Q214 | Prospective – Retour aux fondamentaux pour mieux anticiper ?

20 août 2024
11 mins de lecture

Note de la rédaction : ce billet a été demandé à l’auteur suite au projet réalisé sur le futur de l’Internet des Objets (IoT) dans un environnement militaire. Le terme IoT ayant été utilisé de toutes les façons possibles et imaginables et stimulant les prédictions économiques les plus folles, il s’est également transformé dans sa matérialisation au fil des évolutions technologiques, ne serait-ce que d’Internet lui-même. Une nouvelle ère se présente désormais suite aux avancées entre autre de l’Intelligence Artificielle que chaque Objet connecté peut potentiellement nourrir de ses données…
Comment aborder, traiter et anticiper un tel sujet ?
La réponse que nous avons apportée se trouve dans le titre, dans le billet et naturellement dans le document réalisé 😉

« En 1954, alors que le monde entrait dans l’ère nucléaire qui allait bouleverser, du tout au tout, les relations internationales, Henry Kissinger surprit ses condisciples à Harvard lorsqu’il choisit comme sujet de thèse de doctorat Metternich et le Congrès de Vienne*. Selon Gérard Araud (1), il entendait plutôt prouver que, replacés dans leur contexte, les efforts du chancelier autrichien Metternich pour reconstruire un équilibre européen, après le tremblement de terre de la Révolution et de l’Empire, pouvaient servir d’inspiration, d’exemple et de contre-exemple à la fois pour un monde qui avait connu deux guerres mondiales. »

A cet instant, alors qu’un ordre vient de s’effondrer sans que le nouveau n’ait été préparé, Henry Kissinger prend le temps d’écrire une thèse sur un événement du passé qui a profondément marqué la structure de l’Europe telle que nous la connaissons aujourd’hui.

Ce faisant, il se penche sur la manière dont un système international stable a été créé, né de la rivalité entre états. Il suppose que ce sont les mêmes défis qui se profilent au présent.
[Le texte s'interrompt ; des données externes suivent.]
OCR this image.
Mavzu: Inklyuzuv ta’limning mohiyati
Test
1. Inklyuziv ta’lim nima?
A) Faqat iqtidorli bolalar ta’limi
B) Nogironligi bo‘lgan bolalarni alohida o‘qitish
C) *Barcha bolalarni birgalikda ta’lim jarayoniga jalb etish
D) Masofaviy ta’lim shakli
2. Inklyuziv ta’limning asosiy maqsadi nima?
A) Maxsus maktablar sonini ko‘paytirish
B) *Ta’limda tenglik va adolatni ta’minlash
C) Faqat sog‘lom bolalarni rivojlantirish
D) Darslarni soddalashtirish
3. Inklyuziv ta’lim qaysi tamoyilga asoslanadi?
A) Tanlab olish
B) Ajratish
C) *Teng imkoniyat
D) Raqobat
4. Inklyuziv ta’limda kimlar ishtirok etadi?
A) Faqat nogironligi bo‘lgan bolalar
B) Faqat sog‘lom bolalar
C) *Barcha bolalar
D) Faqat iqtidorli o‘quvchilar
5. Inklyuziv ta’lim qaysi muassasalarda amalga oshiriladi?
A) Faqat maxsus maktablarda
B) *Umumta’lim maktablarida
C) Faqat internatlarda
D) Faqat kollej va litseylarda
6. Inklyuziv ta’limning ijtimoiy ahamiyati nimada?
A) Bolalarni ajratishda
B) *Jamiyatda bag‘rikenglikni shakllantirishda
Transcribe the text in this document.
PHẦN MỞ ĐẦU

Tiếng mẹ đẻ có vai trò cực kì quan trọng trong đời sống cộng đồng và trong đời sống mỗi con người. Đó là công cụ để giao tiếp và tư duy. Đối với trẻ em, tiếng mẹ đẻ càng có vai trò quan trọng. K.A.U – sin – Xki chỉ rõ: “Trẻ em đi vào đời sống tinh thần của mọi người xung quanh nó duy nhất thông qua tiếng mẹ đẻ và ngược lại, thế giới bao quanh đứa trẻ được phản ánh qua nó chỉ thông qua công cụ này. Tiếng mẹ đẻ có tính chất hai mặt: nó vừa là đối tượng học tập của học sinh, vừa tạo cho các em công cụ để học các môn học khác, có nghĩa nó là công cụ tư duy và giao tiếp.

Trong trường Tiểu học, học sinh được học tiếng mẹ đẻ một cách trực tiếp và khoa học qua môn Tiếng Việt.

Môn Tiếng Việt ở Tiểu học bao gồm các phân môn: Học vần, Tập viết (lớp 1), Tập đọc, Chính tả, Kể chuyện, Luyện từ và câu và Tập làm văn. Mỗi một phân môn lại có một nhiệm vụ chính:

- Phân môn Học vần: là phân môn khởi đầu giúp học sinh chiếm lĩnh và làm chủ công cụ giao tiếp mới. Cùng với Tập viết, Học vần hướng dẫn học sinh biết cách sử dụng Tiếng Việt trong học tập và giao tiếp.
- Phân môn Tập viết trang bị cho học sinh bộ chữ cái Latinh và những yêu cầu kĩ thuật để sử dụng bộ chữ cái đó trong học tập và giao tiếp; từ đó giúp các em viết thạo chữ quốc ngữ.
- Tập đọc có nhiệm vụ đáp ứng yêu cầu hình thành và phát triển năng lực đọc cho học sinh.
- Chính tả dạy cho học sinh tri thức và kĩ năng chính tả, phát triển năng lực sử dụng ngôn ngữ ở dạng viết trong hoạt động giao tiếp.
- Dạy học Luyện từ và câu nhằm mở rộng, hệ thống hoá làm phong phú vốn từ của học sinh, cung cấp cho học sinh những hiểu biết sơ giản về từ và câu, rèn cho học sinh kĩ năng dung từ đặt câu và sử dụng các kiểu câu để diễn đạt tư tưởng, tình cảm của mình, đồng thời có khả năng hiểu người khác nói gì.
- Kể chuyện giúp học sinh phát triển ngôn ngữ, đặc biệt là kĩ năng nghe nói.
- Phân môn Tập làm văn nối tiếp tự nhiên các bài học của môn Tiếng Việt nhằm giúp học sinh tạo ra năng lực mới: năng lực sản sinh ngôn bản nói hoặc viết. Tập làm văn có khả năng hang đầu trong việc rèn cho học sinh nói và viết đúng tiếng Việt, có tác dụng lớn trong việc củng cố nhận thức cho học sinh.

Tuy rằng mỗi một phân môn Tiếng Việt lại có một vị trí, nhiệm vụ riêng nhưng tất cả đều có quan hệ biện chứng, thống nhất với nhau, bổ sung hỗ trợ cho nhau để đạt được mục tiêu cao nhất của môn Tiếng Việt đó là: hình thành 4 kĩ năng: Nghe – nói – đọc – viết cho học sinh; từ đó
Face à l’incertitude, la tentation est grande de reprendre les analogies du passé pour anticiper l’imprévu.

A tort ou à raison, il part du principe que quels que soient le siècle et le régime politique, les mêmes ambitions, les mêmes peurs et mêmes réactions s’exprimeront pour l’élaboration de nouvelles structures. 

Comme le dit Jacques Bainville : « L’homme, à toutes les époques et dans tous les siècles, se ressemble, il a les mêmes passions, il raisonne et se comporte de la même manière dans les mêmes cas. »

Dans le domaine du semi-conducteur, Gordon E. Moore a émis sa loi en 1955 postulant sur une poursuite du doublement de la complexité tous les ans à coût constant. Puis en 1965, il ajusta sa prévision à un doublement du nombre de transistors sur une puce de microprocesseur tous les deux ans. Depuis quelque temps déjà, cette loi s’est heurtée aux murs de la dissipation thermique des matériaux utilisés, puis de la structure atomique de la matière.
La capacité d’intégration des processeurs est toutefois toujours en progression, mais par d’autres moyens que ceux qui ont servi à l’établissement de cette loi. Pour se rassurer, certains analystes voudraient toujours y voir les effets de ces lois de Moore, mais le cadre et le contexte ont changés. Les variables ne sont plus du tout les mêmes.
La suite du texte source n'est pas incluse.